Indian mathematician (born 1977)

Pradyumn Kumar Sahoo (born 17 July 1977), also known as P. K. Sahoo, is an Indian academic, mathematician and researcher, currently professor at Birla Institute of Technology and Science, Pilani – Hyderabad Campus.

== Education and career ==

Sahoo was born on 17 July 1977. He completed M. Sc., M. Phil., and Ph. D. in Mathematics, all three from Sambalpur University. He started his career as a lecturer in 2002. He joined Birla Institute of Technology, Mesra, Ranchi in 2007. Currently, he is a professor at BITS-Pilani, Hyderabad, Campus.

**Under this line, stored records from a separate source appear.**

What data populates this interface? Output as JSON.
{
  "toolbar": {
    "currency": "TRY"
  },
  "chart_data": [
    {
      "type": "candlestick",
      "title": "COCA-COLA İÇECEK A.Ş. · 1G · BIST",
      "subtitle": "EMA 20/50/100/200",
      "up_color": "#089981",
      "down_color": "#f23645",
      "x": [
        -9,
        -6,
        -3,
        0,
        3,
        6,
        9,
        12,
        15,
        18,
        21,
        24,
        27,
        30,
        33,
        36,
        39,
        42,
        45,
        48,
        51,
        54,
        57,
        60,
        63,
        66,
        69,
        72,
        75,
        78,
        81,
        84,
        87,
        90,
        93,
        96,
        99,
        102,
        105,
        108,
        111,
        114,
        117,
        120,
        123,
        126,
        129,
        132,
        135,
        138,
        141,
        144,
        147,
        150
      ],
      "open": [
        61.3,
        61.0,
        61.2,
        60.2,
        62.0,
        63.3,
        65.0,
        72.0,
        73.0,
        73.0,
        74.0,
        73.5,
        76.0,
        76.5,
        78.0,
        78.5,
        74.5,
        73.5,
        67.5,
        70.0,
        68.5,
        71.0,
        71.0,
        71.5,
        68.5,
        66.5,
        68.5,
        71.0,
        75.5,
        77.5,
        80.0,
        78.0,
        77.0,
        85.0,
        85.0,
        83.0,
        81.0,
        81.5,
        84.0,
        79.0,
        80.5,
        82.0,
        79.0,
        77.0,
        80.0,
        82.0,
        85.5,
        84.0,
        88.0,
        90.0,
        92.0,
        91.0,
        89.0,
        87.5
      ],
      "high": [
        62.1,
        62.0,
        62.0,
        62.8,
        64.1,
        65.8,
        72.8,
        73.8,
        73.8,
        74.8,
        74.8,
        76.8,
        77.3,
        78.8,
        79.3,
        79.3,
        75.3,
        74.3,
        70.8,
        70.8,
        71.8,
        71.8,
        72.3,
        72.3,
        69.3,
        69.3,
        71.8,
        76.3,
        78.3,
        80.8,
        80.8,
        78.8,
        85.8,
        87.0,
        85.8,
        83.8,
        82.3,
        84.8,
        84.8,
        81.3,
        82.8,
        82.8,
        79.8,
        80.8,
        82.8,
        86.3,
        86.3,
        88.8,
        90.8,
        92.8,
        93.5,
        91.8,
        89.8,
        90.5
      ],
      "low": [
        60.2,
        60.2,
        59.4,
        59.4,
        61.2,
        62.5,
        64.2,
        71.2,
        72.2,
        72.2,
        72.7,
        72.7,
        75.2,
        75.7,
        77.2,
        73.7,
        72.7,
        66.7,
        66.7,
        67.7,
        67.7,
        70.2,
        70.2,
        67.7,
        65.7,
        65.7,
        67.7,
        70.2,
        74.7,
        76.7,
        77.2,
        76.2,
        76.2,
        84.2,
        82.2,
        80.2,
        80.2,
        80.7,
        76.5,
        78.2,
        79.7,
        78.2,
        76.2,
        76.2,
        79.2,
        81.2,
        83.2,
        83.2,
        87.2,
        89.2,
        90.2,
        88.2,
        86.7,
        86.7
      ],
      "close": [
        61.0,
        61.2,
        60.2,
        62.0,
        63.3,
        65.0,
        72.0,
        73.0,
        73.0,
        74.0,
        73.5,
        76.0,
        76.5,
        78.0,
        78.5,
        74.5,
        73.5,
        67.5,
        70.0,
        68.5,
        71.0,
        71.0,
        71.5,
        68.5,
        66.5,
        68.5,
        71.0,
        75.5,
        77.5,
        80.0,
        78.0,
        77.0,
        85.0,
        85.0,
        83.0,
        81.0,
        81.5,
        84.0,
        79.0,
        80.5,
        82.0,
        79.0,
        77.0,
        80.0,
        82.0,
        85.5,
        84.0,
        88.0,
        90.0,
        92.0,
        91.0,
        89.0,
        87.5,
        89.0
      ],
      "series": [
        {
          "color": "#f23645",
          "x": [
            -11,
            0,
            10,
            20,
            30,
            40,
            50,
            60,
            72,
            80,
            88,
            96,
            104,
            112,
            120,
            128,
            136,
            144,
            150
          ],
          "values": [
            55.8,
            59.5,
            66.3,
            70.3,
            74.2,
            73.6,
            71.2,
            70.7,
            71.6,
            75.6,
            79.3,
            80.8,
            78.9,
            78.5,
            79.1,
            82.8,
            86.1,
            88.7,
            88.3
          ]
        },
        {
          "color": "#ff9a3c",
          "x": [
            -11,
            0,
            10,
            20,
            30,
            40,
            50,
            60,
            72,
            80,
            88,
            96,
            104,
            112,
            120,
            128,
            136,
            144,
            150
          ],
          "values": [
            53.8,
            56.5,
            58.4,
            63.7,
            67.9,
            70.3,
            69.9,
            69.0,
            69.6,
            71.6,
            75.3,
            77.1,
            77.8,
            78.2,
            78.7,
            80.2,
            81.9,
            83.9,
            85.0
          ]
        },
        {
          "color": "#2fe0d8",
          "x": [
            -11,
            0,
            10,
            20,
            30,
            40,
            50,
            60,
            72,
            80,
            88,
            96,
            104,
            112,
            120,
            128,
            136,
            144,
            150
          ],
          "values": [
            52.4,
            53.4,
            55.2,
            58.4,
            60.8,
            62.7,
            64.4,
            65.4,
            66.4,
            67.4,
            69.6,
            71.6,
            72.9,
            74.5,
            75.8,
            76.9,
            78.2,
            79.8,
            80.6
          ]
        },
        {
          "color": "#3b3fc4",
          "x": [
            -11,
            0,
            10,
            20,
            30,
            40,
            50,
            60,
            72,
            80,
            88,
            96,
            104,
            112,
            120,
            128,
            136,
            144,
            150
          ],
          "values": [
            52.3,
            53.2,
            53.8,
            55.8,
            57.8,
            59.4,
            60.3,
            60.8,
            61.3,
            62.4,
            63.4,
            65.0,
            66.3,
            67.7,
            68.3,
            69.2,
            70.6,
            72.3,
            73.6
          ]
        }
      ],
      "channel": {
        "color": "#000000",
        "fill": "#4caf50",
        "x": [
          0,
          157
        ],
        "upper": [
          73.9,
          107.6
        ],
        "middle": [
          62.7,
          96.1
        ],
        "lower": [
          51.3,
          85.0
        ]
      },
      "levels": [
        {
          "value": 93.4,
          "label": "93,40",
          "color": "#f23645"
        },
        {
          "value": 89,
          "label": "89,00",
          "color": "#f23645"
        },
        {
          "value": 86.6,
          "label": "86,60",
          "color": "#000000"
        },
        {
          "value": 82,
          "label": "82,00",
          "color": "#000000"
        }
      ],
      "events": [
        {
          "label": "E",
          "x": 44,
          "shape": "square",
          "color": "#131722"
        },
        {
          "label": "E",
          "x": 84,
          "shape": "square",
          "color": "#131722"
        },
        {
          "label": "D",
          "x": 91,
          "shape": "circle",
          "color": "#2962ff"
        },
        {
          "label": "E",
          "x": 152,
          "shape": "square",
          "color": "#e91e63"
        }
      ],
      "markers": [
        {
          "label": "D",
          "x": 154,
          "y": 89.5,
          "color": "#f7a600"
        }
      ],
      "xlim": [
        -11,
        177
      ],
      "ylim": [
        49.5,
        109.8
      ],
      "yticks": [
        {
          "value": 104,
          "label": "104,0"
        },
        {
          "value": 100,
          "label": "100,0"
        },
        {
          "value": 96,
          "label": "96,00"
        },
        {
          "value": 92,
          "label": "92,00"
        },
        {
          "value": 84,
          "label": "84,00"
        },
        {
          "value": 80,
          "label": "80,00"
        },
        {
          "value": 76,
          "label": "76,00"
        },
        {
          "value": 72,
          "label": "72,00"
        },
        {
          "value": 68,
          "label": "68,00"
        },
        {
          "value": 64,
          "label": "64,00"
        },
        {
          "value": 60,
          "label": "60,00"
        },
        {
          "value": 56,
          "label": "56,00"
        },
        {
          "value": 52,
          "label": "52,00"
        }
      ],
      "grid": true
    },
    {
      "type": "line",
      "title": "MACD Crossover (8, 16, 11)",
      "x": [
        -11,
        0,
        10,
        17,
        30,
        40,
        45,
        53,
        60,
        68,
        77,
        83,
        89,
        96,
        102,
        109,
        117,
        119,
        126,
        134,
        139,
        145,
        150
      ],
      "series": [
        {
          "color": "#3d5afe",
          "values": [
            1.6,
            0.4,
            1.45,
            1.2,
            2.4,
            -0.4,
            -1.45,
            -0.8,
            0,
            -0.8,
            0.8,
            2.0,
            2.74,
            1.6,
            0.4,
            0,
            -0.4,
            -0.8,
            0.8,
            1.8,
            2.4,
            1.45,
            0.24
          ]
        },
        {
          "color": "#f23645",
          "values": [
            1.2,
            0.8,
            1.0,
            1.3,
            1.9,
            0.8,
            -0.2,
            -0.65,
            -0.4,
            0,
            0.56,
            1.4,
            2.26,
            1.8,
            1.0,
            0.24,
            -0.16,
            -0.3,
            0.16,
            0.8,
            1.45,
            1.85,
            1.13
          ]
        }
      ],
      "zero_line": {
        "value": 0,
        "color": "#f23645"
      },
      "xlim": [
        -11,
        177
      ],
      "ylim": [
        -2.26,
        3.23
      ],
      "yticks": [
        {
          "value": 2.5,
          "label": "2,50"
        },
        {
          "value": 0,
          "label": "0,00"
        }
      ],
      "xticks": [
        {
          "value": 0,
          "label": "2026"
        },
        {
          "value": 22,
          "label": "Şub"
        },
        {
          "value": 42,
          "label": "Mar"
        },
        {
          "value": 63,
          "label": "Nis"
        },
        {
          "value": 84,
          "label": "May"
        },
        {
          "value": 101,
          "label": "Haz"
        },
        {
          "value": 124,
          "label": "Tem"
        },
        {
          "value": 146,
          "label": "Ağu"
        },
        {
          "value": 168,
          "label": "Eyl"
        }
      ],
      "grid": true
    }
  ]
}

Prof. P K Sahoo is an elected member of the International Astronomical Union (IAU), Associate Member of the Institute of Physics (IOP), Associate Member of Inter-University Centre for Astronomy and Astrophysics (IUCAA) and Council Member of the Indian Mathematical Society (IMS).

He is also elected as a TAS Fellow selected as a Visiting Scientist for the year 2027 under the prestigious President’s International Fellowship Initiative (PIFI) by the Chinese Academy of Sciences (CAS).

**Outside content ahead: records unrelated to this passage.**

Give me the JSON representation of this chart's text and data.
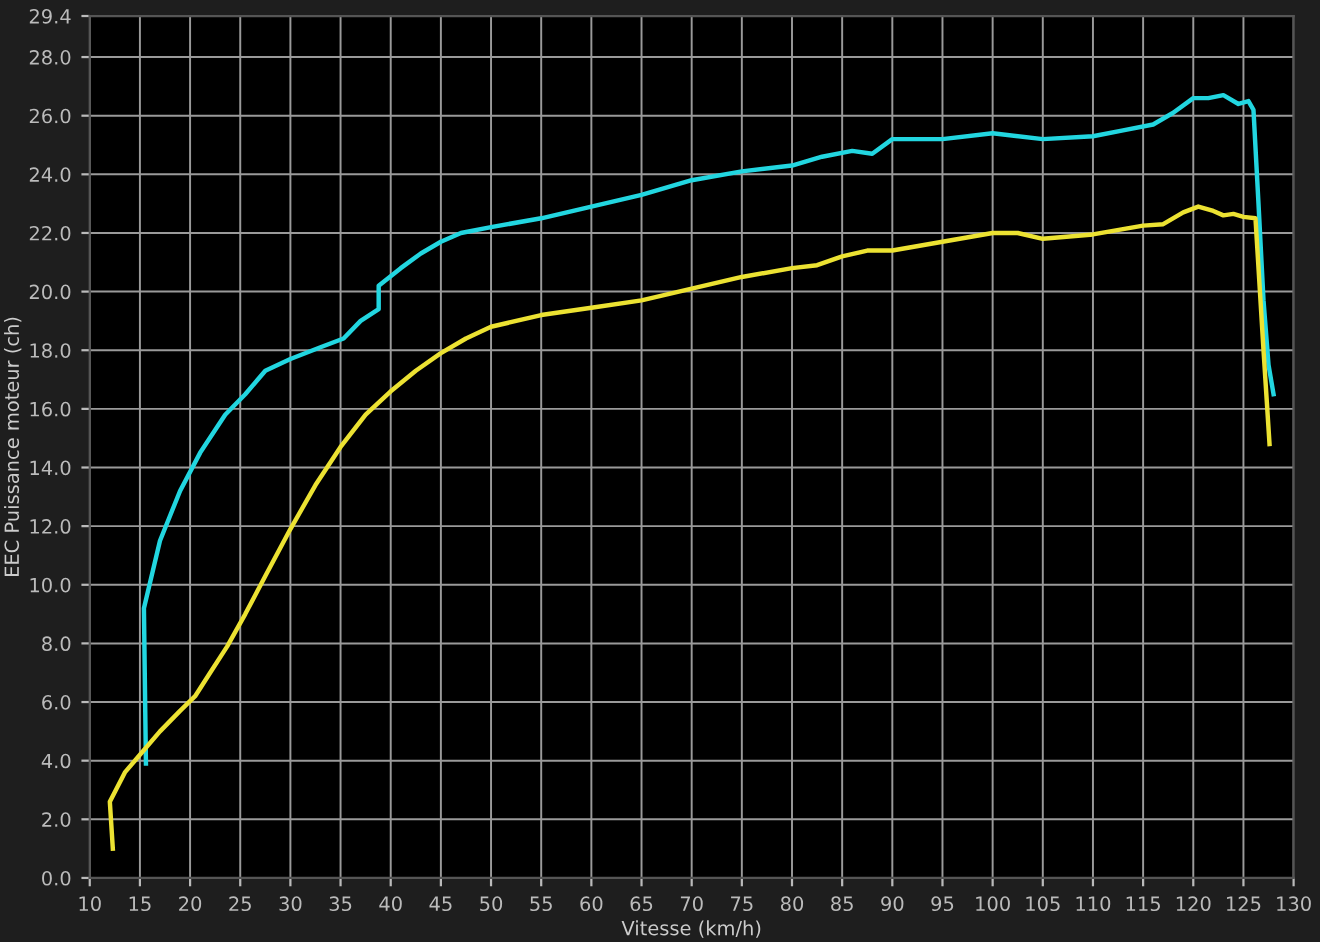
{
  "chart_data": {
    "type": "line",
    "xlabel": "Vitesse (km/h)",
    "ylabel": "EEC Puissance moteur (ch)",
    "xlim": [
      10,
      130
    ],
    "ylim": [
      0,
      29.4
    ],
    "xticks": [
      10,
      15,
      20,
      25,
      30,
      35,
      40,
      45,
      50,
      55,
      60,
      65,
      70,
      75,
      80,
      85,
      90,
      95,
      100,
      105,
      110,
      115,
      120,
      125,
      130
    ],
    "yticks": [
      {
        "value": 0,
        "label": "0.0"
      },
      {
        "value": 2,
        "label": "2.0"
      },
      {
        "value": 4,
        "label": "4.0"
      },
      {
        "value": 6,
        "label": "6.0"
      },
      {
        "value": 8,
        "label": "8.0"
      },
      {
        "value": 10,
        "label": "10.0"
      },
      {
        "value": 12,
        "label": "12.0"
      },
      {
        "value": 14,
        "label": "14.0"
      },
      {
        "value": 16,
        "label": "16.0"
      },
      {
        "value": 18,
        "label": "18.0"
      },
      {
        "value": 20,
        "label": "20.0"
      },
      {
        "value": 22,
        "label": "22.0"
      },
      {
        "value": 24,
        "label": "24.0"
      },
      {
        "value": 26,
        "label": "26.0"
      },
      {
        "value": 28,
        "label": "28.0"
      },
      {
        "value": 29.4,
        "label": "29.4"
      }
    ],
    "grid": true,
    "marker": "none",
    "line_style": "solid",
    "series": [
      {
        "color": "#22d6e0",
        "x": [
          15.6,
          15.5,
          15.4,
          17,
          19,
          21,
          23.5,
          25.5,
          27.5,
          30,
          33,
          35.3,
          37,
          38.8,
          38.8,
          41,
          43,
          45,
          47,
          50,
          55,
          60,
          65,
          70,
          75,
          80,
          83,
          86,
          88,
          90,
          95,
          100,
          105,
          110,
          113,
          116,
          118,
          120,
          121.5,
          123,
          124.5,
          125.5,
          126,
          126.5,
          127,
          127.5,
          128
        ],
        "values": [
          3.9,
          6.5,
          9.2,
          11.5,
          13.2,
          14.5,
          15.8,
          16.5,
          17.3,
          17.7,
          18.1,
          18.4,
          19.0,
          19.4,
          20.2,
          20.8,
          21.3,
          21.7,
          22.0,
          22.2,
          22.5,
          22.9,
          23.3,
          23.8,
          24.1,
          24.3,
          24.6,
          24.8,
          24.7,
          25.2,
          25.2,
          25.4,
          25.2,
          25.3,
          25.5,
          25.7,
          26.1,
          26.6,
          26.6,
          26.7,
          26.4,
          26.5,
          26.2,
          23.0,
          19.7,
          17.5,
          16.5
        ]
      },
      {
        "color": "#ece232",
        "x": [
          12.3,
          12.0,
          13.5,
          15,
          17,
          19,
          20.5,
          22,
          23.7,
          25.5,
          27.5,
          30,
          32.5,
          35,
          37.5,
          40,
          42.5,
          45,
          47.5,
          50,
          55,
          60,
          65,
          70,
          75,
          80,
          82.5,
          85,
          87.5,
          90,
          95,
          100,
          102.5,
          105,
          110,
          115,
          117,
          119,
          120.5,
          122,
          123,
          124,
          125,
          126.2,
          127,
          127.6
        ],
        "values": [
          1.0,
          2.6,
          3.6,
          4.2,
          5.0,
          5.7,
          6.2,
          7.0,
          7.9,
          9.0,
          10.3,
          11.9,
          13.4,
          14.7,
          15.8,
          16.6,
          17.3,
          17.9,
          18.4,
          18.8,
          19.2,
          19.45,
          19.7,
          20.1,
          20.5,
          20.8,
          20.9,
          21.2,
          21.4,
          21.4,
          21.7,
          22.0,
          22.0,
          21.8,
          21.95,
          22.25,
          22.3,
          22.7,
          22.9,
          22.75,
          22.6,
          22.65,
          22.55,
          22.5,
          18.0,
          14.8
        ]
      }
    ]
  }
}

He is an editor for various journals including International Journal of Geometric Methods in Modern Physics, Open Physics Scientific Reports (Nature) and other reputed journals. He is the editorial board member of Universe, international advisory board member of Trends in Sciences and reviewer for journals such as Europhysic Letters (EPL), Canadian Journal of Physics and Frontiers in Astronomy and Space Sciences.

His research focuses on theoretical cosmological models in modified gravity theories. astrophysical objects, cosmic observations, relativity, dark energy, and observational datasets.